Ильин И.А.

При этом шум возникает из духовного «ничто» и растворяется в духовном «ничто». Он выманивает человека из его духовного убежища, из его сосредоточенности, вызывает его оттуда, раздражает, связывает, так что он живет уже не духовной, а исключительно внешней жизнью. Говоря языком современной психологии, он прививает человеку «экстравертную установку», ничем не возмещая ему это. Примерно так: «Приветствую тебя, человек!.. Послушай-ка! Погоди!.. Впрочем, мне нечего тебе сказать!..»

И снова... И снова... И бедный человек подвергается нападкам и даже не может отразить нападающего: «Если тебе нечего сказать, оставь меня в покое... И чем больше человек захвачен шумом, тем привычнее для его души внимание к чисто внешнему. Он предается внешнему...

Благодаря шуму внешний мир делается значимым. Он оглушает человека, поглощает его. Он превращает его в материалиста: поскольку материалист — это именно тот, кто фиксируется на внешней материи и считает ее единственной реальностью. Шум, так сказать, «ослепляет» человеческое ухо, его слух, его восприятие; человек становится духовно «тугоух» и духовно «глух».

Шум перекрывает все: во внешнем — пение мира, откровение природы, вдохновение от космического безмолвия. Во внутреннем — возникновение слова, рождение мелодии, отдохновение души, покой разума, «тихий голос говорящего в нас Бога» (Лафатер). Потому что воистину, где нет тишины, там нет покоя; где шумит ничтожное, там смолкает Вечное; где суетится черт, там не услышишь пения ангелов. Сад Божий цветет в тишине.

Робка также и муза. Как легко спугнуть ее шумом!.. Нежна ее сущность; голос ее нежен. А шум — дерзкий парень. Ничего не знает этот грубиян о таинственной изначальной мелодии, которая поднимается из колодца души, иногда вопрошая, иногда взывая, иногда вздыхая. Он «а-музыкален» и «анти-музыкален»; он вытесняет изначальную мелодию из земной жизни и земной музыки... И наше шумное время уже зашло так далеко, что только титанически одаренные музыканты в состоянии воспринимать эту божественную изначальную мелодию...

От этого бедствия я не знаю утешения. Есть только одно: побороть шум...

III. СВЕДЕНИЕ НЕКОТОРЫХ СЧЕТОВ

17. ЛЮБОПЫТСТВО

Прекрасная вещь — обходиться без утешения, не нуждаться в нем, не ждать его! Так человек становится победителем, ему покоряется судьба.

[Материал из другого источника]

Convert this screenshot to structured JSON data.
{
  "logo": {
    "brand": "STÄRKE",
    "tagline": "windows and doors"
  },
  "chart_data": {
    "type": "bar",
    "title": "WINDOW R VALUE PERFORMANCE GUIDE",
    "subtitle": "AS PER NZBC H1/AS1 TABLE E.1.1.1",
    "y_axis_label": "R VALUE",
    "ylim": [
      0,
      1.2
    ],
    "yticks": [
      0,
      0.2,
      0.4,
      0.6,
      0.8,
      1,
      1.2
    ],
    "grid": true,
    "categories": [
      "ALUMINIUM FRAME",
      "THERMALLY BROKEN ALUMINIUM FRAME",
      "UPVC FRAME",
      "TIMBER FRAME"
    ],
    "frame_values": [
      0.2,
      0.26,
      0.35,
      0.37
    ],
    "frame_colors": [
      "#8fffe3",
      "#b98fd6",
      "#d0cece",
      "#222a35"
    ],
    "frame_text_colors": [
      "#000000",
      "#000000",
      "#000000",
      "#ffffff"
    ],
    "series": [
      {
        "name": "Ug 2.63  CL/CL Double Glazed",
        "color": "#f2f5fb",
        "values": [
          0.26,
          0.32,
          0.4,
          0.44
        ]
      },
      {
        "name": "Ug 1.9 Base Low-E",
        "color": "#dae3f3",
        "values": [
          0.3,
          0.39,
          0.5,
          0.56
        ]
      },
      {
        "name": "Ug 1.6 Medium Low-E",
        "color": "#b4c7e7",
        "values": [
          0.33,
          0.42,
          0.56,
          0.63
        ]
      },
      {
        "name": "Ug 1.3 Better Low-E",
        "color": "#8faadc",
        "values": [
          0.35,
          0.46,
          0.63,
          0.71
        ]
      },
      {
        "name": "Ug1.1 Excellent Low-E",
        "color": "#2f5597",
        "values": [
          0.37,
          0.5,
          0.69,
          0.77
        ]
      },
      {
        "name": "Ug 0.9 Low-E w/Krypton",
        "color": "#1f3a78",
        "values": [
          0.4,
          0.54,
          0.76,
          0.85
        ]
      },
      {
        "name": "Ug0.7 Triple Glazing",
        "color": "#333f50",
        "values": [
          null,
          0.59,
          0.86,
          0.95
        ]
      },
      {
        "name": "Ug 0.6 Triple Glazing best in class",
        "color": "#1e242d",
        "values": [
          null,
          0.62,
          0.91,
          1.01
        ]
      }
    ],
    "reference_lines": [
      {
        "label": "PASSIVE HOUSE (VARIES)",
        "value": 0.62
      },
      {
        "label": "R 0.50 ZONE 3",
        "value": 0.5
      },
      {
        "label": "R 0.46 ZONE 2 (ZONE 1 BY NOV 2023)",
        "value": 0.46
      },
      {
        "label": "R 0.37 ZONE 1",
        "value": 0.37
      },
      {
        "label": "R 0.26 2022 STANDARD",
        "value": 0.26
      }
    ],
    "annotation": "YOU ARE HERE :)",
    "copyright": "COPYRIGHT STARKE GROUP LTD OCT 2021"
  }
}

Но любопытный на это не способен. Каждый миг его надо чем-то новым утешить, чем-то новым обнадежить. Напряженно всматривается и вслушивается он в мир: не промелькнет ли там что-нибудь новое. Что? — Неважно! Что-нибудь неизвестное, неиспытанное, неслыханное. Иначе — иначе грозит скука...

Любопытство ненасытно. Любопытный — обжора; его призвание — волчий аппетит. Подобно пылесосу, следует он за добычей и проглатывает новую пыль маленьких и больших событий. Да, разумеется, только пыль, которую он где-то накопил и с которой не знает что делать; позже искусная рука извлечет из него эту пыль — пыль разрозненных известий. Любопытный всегда восприимчив, но поверхностно: потому что он не вглядывается, он только смотрит; он хочет брать, «воспринимать», пусть даже взятое вовсе не правда. Лишь изредка он это как-то использует; потому что он не созидатель. Он курит новизну, как сигареты — одну за другой; и дым улетает в воздух. Но сам он — действительно ли существует? Представляет ли он действительную реальность? Может быть, он только сказочная шляпа с дырой, которая, наполняясь золотом до краев, всегда оставалась пустой? Или, может быть, он подобен шлангу водяного насоса?

Для любопытного важен не факт, не правда, не проблема; а лишь порог неизвестного: он вновь и вновь преступает его; это его радость, его утешение, его новая сигапета. Ради чего же переступать? Этого он не знает. Тогда его «волчий аппетит» ограничивается вкусом и запахом. Он останавливается на предвкушении. Он хочет лишь прелести новизны; лишь приправы, а не сущности пищи. Может быть, он хочет «приподнять завесу Изиды15»? Нет; это было бы для него слишком, это могло бы его сразить, обязать, наложить на него ответственность. Тогда ему пришлось бы созерцать; а это ему не подходит: ему не дано больше, чем смотреть. Ведь тогда ему, возможно, пришлось бы еще и действовать; а это ему также не подходит: он может только порхать. Он — безответственный потребитель, который, утоляя жажду, хлебает утешение жизни из чащи собственной пустоты...

Итак, нам не надо его утешать. Пусть он утешится сам. А что же другие, на коих он часто производит столь безутешное впечатление?